World Book Night U.S. calls it quits
World Book Night U.S. is suspending operations, Publishers Weekly reports, after just three years.
The idea of World Book Night is to have volunteers give away free books all on a single day in April. In 2013, 27,500 American volunteers distributed half a million books.
In Southern California, World Book Night volunteers have given away copies of Ray Bradbury’s “Fahrenheit 451” from a firetruck, paddled out into the waves to give (plastic-bagged) books to surfers, and handed out copies of Anthony Bourdain’s “Kitchen Confidential” to restaurant patrons.
World Book Night began in England, which also holds World Book Day for kids. World Book Day is a widely organized project to get kids excited about reading; it includes live events and giveaways based in bookshops. World Book Night launched in 2011 to give grown-ups their own version; it will continue in the UK.
In its first year, London’s World Book Night included a massive public reading in Trafalgar Square with Alan Bennett, Nick Cave and Margaret Atwood. The givers had handed out 1 million free books.

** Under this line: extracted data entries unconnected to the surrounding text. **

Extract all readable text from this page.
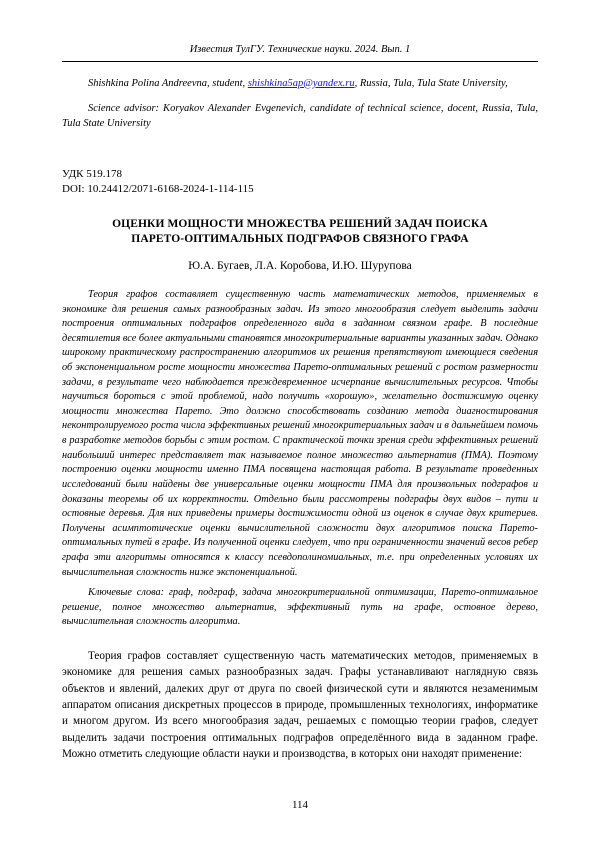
Известия ТулГУ. Технические науки. 2024. Вып. 1

Shishkina Polina Andreevna, student, shishkina5ap@yandex.ru, Russia, Tula, Tula State University,

Science advisor: Koryakov Alexander Evgenevich, candidate of technical science, docent, Russia, Tula, Tula State University

УДК 519.178

DOI: 10.24412/2071-6168-2024-1-114-115

ОЦЕНКИ МОЩНОСТИ МНОЖЕСТВА РЕШЕНИЙ ЗАДАЧ ПОИСКА
ПАРЕТО-ОПТИМАЛЬНЫХ ПОДГРАФОВ СВЯЗНОГО ГРАФА

Ю.А. Бугаев, Л.А. Коробова, И.Ю. Шурупова

Теория графов составляет существенную часть математических методов, применяемых в экономике для решения самых разнообразных задач. Из этого многообразия следует выделить задачи построения оптимальных подграфов определенного вида в заданном связном графе. В последние десятилетия все более актуальными становятся многокритериальные варианты указанных задач. Однако широкому практическому распространению алгоритмов их решения препятствуют имеющиеся сведения об экспоненциальном росте мощности множества Парето-оптимальных решений с ростом размерности задачи, в результате чего наблюдается преждевременное исчерпание вычислительных ресурсов. Чтобы научиться бороться с этой проблемой, надо получить «хорошую», желательно достижимую оценку мощности множества Парето. Это должно способствовать созданию метода диагностирования неконтролируемого роста числа эффективных решений многокритериальных задач и в дальнейшем помочь в разработке методов борьбы с этим ростом. С практической точки зрения среди эффективных решений наибольший интерес представляет так называемое полное множество альтернатив (ПМА). Поэтому построению оценки мощности именно ПМА посвящена настоящая работа. В результате проведенных исследований были найдены две универсальные оценки мощности ПМА для произвольных подграфов и доказаны теоремы об их корректности. Отдельно были рассмотрены подграфы двух видов – пути и остовные деревья. Для них приведены примеры достижимости одной из оценок в случае двух критериев. Получены асимптотические оценки вычислительной сложности двух алгоритмов поиска Парето-оптимальных путей в графе. Из полученной оценки следует, что при ограниченности значений весов ребер графа эти алгоритмы относятся к классу псевдополиномиальных, т.е. при определенных условиях их вычислительная сложность ниже экспоненциальной.

Ключевые слова: граф, подграф, задача многокритериальной оптимизации, Парето-оптимальное решение, полное множество альтернатив, эффективный путь на графе, остовное дерево, вычислительная сложность алгоритма.

Теория графов составляет существенную часть математических методов, применяемых в экономике для решения самых разнообразных задач. Графы устанавливают наглядную связь объектов и явлений, далеких друг от друга по своей физической сути и являются незаменимым аппаратом описания дискретных процессов в природе, промышленных технологиях, информатике и многом другом. Из всего многообразия задач, решаемых с помощью теории графов, следует выделить задачи построения оптимальных подграфов определённого вида в заданном графе. Можно отметить следующие области науки и производства, в которых они находят применение:

114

Some in England had concerns that giving books away would be bad for the book business, but fears were allayed when sales figures came in. The giveaway actually helped sales of the books being distributed.
The problem in the U.S. was the cost of, production, organization and distribution. “The expenses of running World Book Night U.S., even given the significant financial and time commitment from publishers, writers, booksellers, librarians, printers, distributors, and shippers, are too high to sustain without additional outside funding,” executive director Carl Lennertz wrote in a statement.
American publishers had supported World Book Night by printing special copies of the two dozen giveaway books. Authors waived their royalties. Yet that was not enough to keep World Book Night U.S. in business.